«Jaime Ramos recorda aquele quarto minúsculo em Espinho – e as janelas abertas por onde entrava o ruído do mar, misturado com o cheiro das farturas, o ruído de um comboio que passa entre as dunas, o jornal dobrado e lido. Lia era um nome que não se esquece e que cheirava a rosas. Esperava por ela aos sábados à tarde, na estação, avistava aquele casaco comprido, o cachecol azul, azul-turquesa, não era um cachecol bonito, mas visto de perto tinha uma espécie de relevo, de enfeite, e ele gostava do cachecol porque ela tinha um pescoço bonito e ele ficava em silêncio, deitado, a observar as veias do pescoço, um contorno, uma ruga minúscula, uma pequena cicatriz, e ele ficava a olhar, distraído, enquanto Lia, adormecida, de braços estendidos ao longo do corpo, lhe fazia lembrar uma coisa que ele só entendeu mais tarde – uma espécie de beleza impura, de beleza oculta sob a aparência das coisas banais. Coisas que se detectam dificilmente, uma traição no olhar, um tremor na pele, uma veia que demora a recuperar a tranquilidade. Uma beleza difícil.

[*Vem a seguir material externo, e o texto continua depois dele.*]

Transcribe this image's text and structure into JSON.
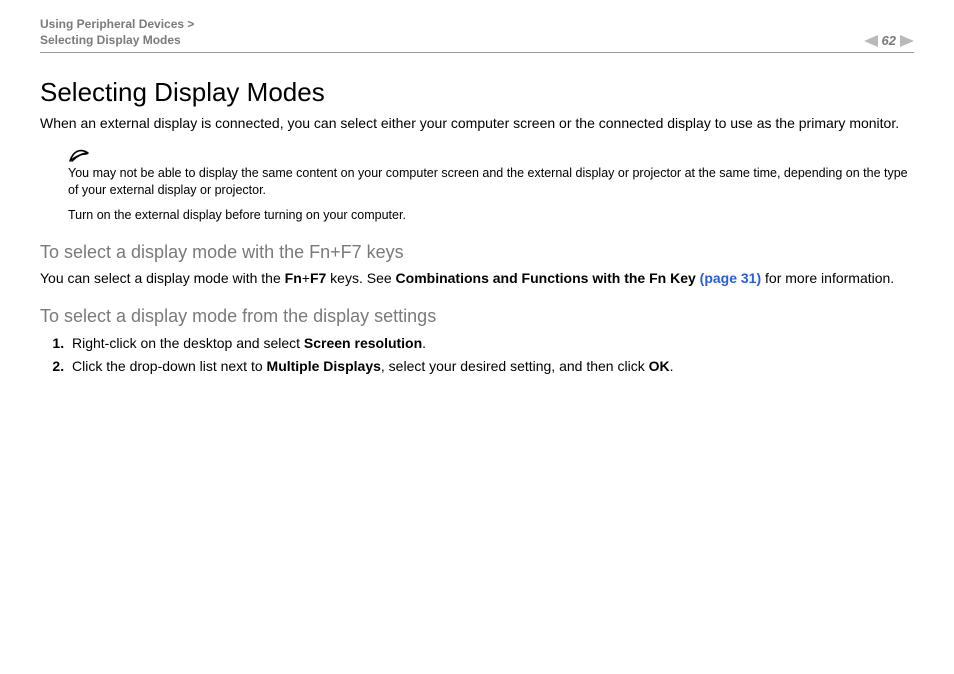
{
  "header": {
    "breadcrumb_parent": "Using Peripheral Devices >",
    "breadcrumb_current": "Selecting Display Modes",
    "page_number": "62"
  },
  "content": {
    "title": "Selecting Display Modes",
    "intro": "When an external display is connected, you can select either your computer screen or the connected display to use as the primary monitor.",
    "note1": "You may not be able to display the same content on your computer screen and the external display or projector at the same time, depending on the type of your external display or projector.",
    "note2": "Turn on the external display before turning on your computer.",
    "sub1": "To select a display mode with the Fn+F7 keys",
    "p_sub1_a": "You can select a display mode with the ",
    "p_sub1_fn": "Fn",
    "p_sub1_plus": "+",
    "p_sub1_f7": "F7",
    "p_sub1_b": " keys. See ",
    "p_sub1_ref": "Combinations and Functions with the Fn Key",
    "p_sub1_link": " (page 31)",
    "p_sub1_c": " for more information.",
    "sub2": "To select a display mode from the display settings",
    "step1_a": "Right-click on the desktop and select ",
    "step1_b": "Screen resolution",
    "step1_c": ".",
    "step2_a": "Click the drop-down list next to ",
    "step2_b": "Multiple Displays",
    "step2_c": ", select your desired setting, and then click ",
    "step2_d": "OK",
    "step2_e": "."
  }
}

Aprendeu a reconhecê-la em Lia, mas não sabia dar-lhe um nome – era a beleza oculta, mascarada de pudor, aquele casaco azul. Havia a forma como Lia tirava a roupa, quase escondida, o cinto deixara uma marca na barriga, ele gostava de passar a mão sobre a marca do cinto que apertava a cintura, e a forma como fodiam depois, e ele observava Lia na rua e sabia que só ele sabia que os dois fodiam daquela maneira, por detrás daquela máscara de pudor. Amou o pudor, daí em diante, mais do que as evidências, a exibição, a conversa sobre sexo. Eram um casal que se encontrava em Espinho. Apenas isso: um casal que se encontra em Espinho enquanto Emília não aparece na sua vida.

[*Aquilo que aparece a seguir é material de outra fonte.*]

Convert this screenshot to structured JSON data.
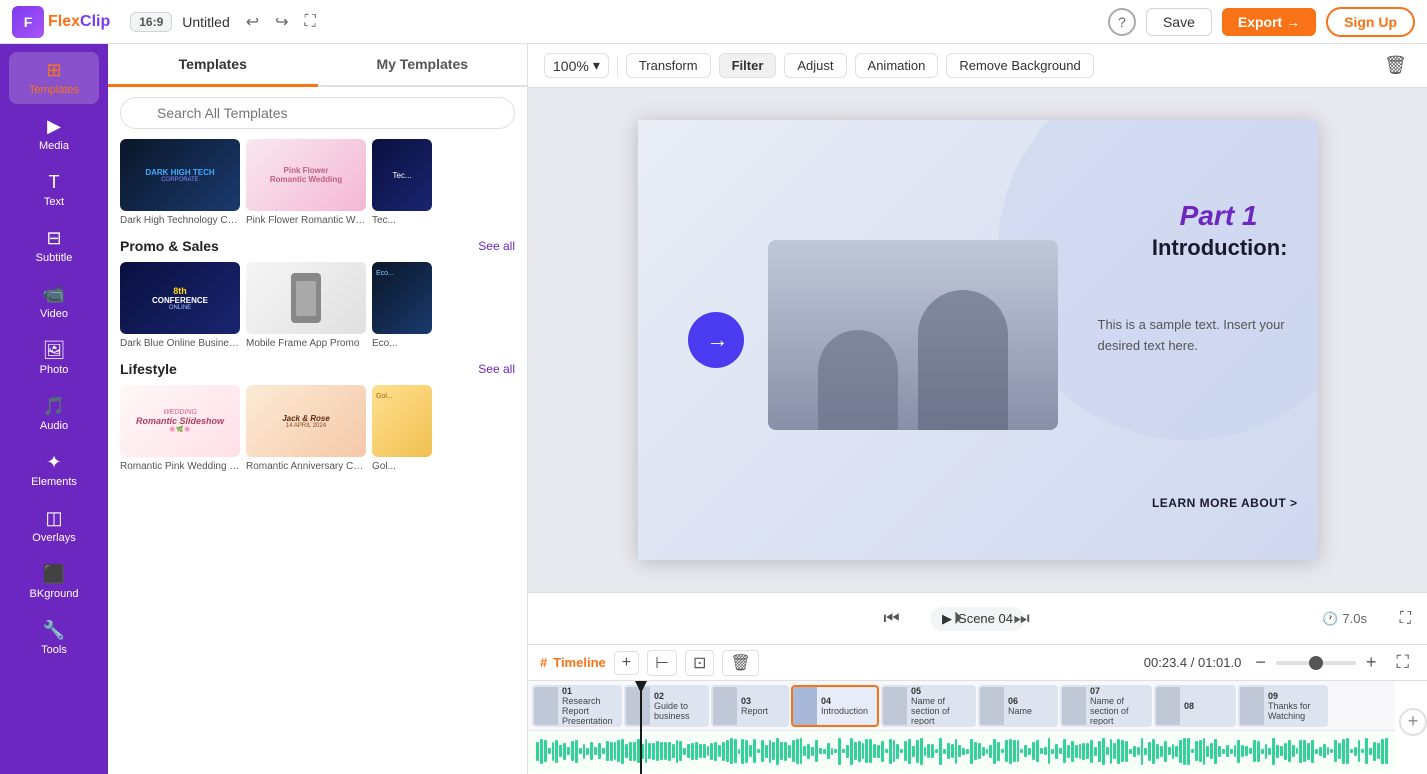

Oh, as mulheres. As mulheres que mudaram e não mudaram a sua vida. Lia, Rosebel, Emília, Maria Luísa, Rosa, as mulheres que se sentaram ao seu lado no cinema, as que ele aprendeu a cortejar, as que esqueceu, as que não lembra, as que estão a um palmo de distância, as que o levaram a dançar num modesto clube de bairro, de vestido novo, com aquele cheiro de domingo à tarde, o mais triste dos cheiros dos dias da semana. E os domingos à tarde, justamente, Lia e ele, deitados na cama do pequeno apartamento de Espinho, 10 de Setembro de 1972, deitados, ele levanta-se e vê os comboios cruzarem-se na linha do horizonte. Lia puxa o lençol para cima, ele liga o rádio, a sorrir, deita-se de novo, agora sobre ela, ouve-se o relato de um jogo de futebol (ele relembra a Guiné, de onde regressara para os braços de Lia), um ruído longínquo que entra no quarto à mistura com o vento que, na rua, arrasta lixo e poeira em ruas que vão ficando desertas com o crepúsculo alaranjado e cinza. Ah, as mulheres.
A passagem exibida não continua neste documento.